It is difficult to divide the poet's relics among so many claimant places, but here and in the museum are many mementoes of the poet. For this as well as Kirk Alloway is a national monument, or something like.
There was a century during which this was merely a clay biggan, and a public house, and that offended no one, least of all the friends of the poet. Except Keats. He came hither in 1818. The host was drunk most of the time, and garrulous. Keats complained that it affected his "sublimity." And, for once, Keats turned severe self-critic. "The flat dog made me write a flat sonnet."
It was while living at Mount Oliphant, two miles east of Ayr, when Burns was fifteen, that he began that long, long list of lasses whom he loved and whom he made immortal with a verse. He might have said with James V,—and much he resembled that Gudeman o' Ballangeich—"it came wi' ane lass and it will gae wi' ane lass." The first was Nelly Kilpatrick, daughter of the miller of Perclewan—
"O, ance I lov'd a bonnie lass,
Ay, and I love her still."
The last was Jessie Lewars, who ministered to him in those last days in the Millhole brae in Dumfries—
"O wert thou in the cauld blast
On yonder lea, on yonder lea,
My plaidie to the angry airt,
I'd shelter thee, I'd shelter thee."
To Kilmarnock one goes for its name. But "the streets and neuks o' Killie" are changed since that Burns' day. It is a sprawling, thriving factory town, a town of weavers—and a town of poets. There is something in the whirr of wheels, to those who are within it, which establishes rhythm in the ear, and often leads to well-measured poetry! Surely a weaver is equal to a plowman, and I fancy that many a workingman and working lass with lines running through the head walk this Waterloo street, pass Tam o' Shanter's arms, and looks above the Loan Office at the attic where that precious first edition was printed in 1786. Poems and pawn broking—Waterloo Street is a suggestive Grub street.

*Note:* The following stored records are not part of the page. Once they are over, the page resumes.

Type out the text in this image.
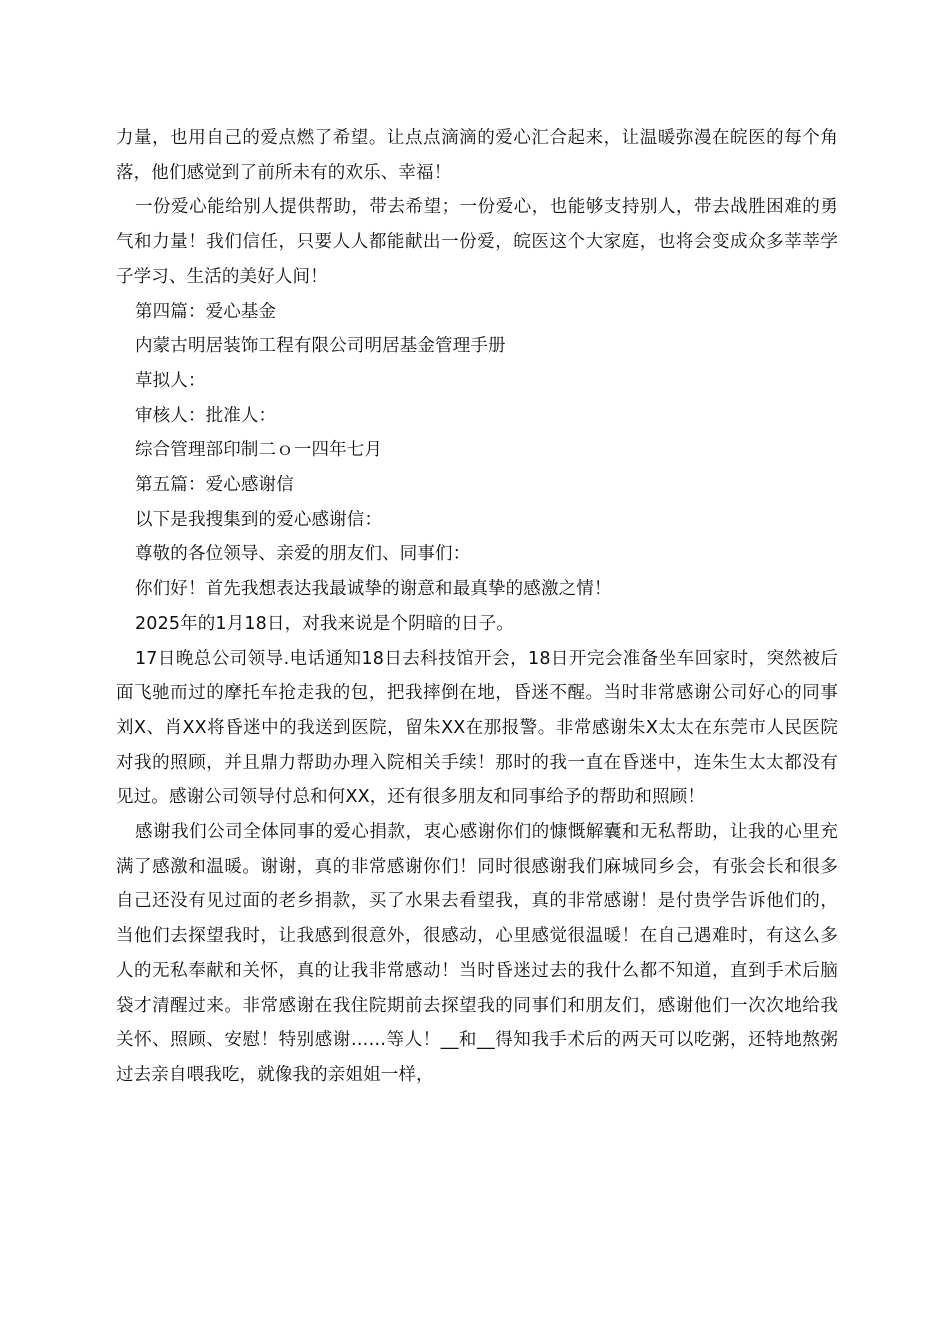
力量，也用自己的爱点燃了希望。让点点滴滴的爱心汇合起来，让温暖弥漫在皖医的每个角落，他们感觉到了前所未有的欢乐、幸福！

一份爱心能给别人提供帮助，带去希望；一份爱心，也能够支持别人，带去战胜困难的勇气和力量！我们信任，只要人人都能献出一份爱，皖医这个大家庭，也将会变成众多莘莘学子学习、生活的美好人间！

第四篇：爱心基金

内蒙古明居装饰工程有限公司明居基金管理手册

草拟人：

审核人：批准人：

综合管理部印制二ｏ一四年七月

第五篇：爱心感谢信

以下是我搜集到的爱心感谢信：

尊敬的各位领导、亲爱的朋友们、同事们：

你们好！首先我想表达我最诚挚的谢意和最真挚的感激之情！

2025年的1月18日，对我来说是个阴暗的日子。

17日晚总公司领导.电话通知18日去科技馆开会，18日开完会准备坐车回家时，突然被后面飞驰而过的摩托车抢走我的包，把我摔倒在地，昏迷不醒。当时非常感谢公司好心的同事刘X、肖XX将昏迷中的我送到医院，留朱XX在那报警。非常感谢朱X太太在东莞市人民医院对我的照顾，并且鼎力帮助办理入院相关手续！那时的我一直在昏迷中，连朱生太太都没有见过。感谢公司领导付总和何XX，还有很多朋友和同事给予的帮助和照顾！

感谢我们公司全体同事的爱心捐款，衷心感谢你们的慷慨解囊和无私帮助，让我的心里充满了感激和温暖。谢谢，真的非常感谢你们！同时很感谢我们麻城同乡会，有张会长和很多自己还没有见过面的老乡捐款，买了水果去看望我，真的非常感谢！是付贵学告诉他们的，当他们去探望我时，让我感到很意外，很感动，心里感觉很温暖！在自己遇难时，有这么多人的无私奉献和关怀，真的让我非常感动！当时昏迷过去的我什么都不知道，直到手术后脑袋才清醒过来。非常感谢在我住院期前去探望我的同事们和朋友们，感谢他们一次次地给我关怀、照顾、安慰！特别感谢……等人！__和__得知我手术后的两天可以吃粥，还特地熬粥过去亲自喂我吃，就像我的亲姐姐一样，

From Kilmarnock to Dumfries by train is a Burns pilgrimage, even though it be taken without break, and in seventy-seven minutes! And interspersed are other memories. It is entirely what Burnsland should be, nothing set down in high tragedy, but all lyrical, with gentle hills, whispering rivers, and meadows and woodlands all the way.
Mauchline, where the burst of song was like that of a skylark, the very outpouring of the man's soul; here lies the field where he turned up the daisy and found an immortal lyric.
Auchinleek, where Boswell and Dr. Johnson paused on their journey and where to the hot-flung query of the Doctor, "Pray, what good did Cromwell ever do the country?" the judicial and wrathful father of our Boswell flung the hotter retort—"He gart kings ken they had a lith in their necks." The Scottish tongue is the tongue of rebellions. Should we stay in this corner of the world longer we might turn covenanting and Cromwellian!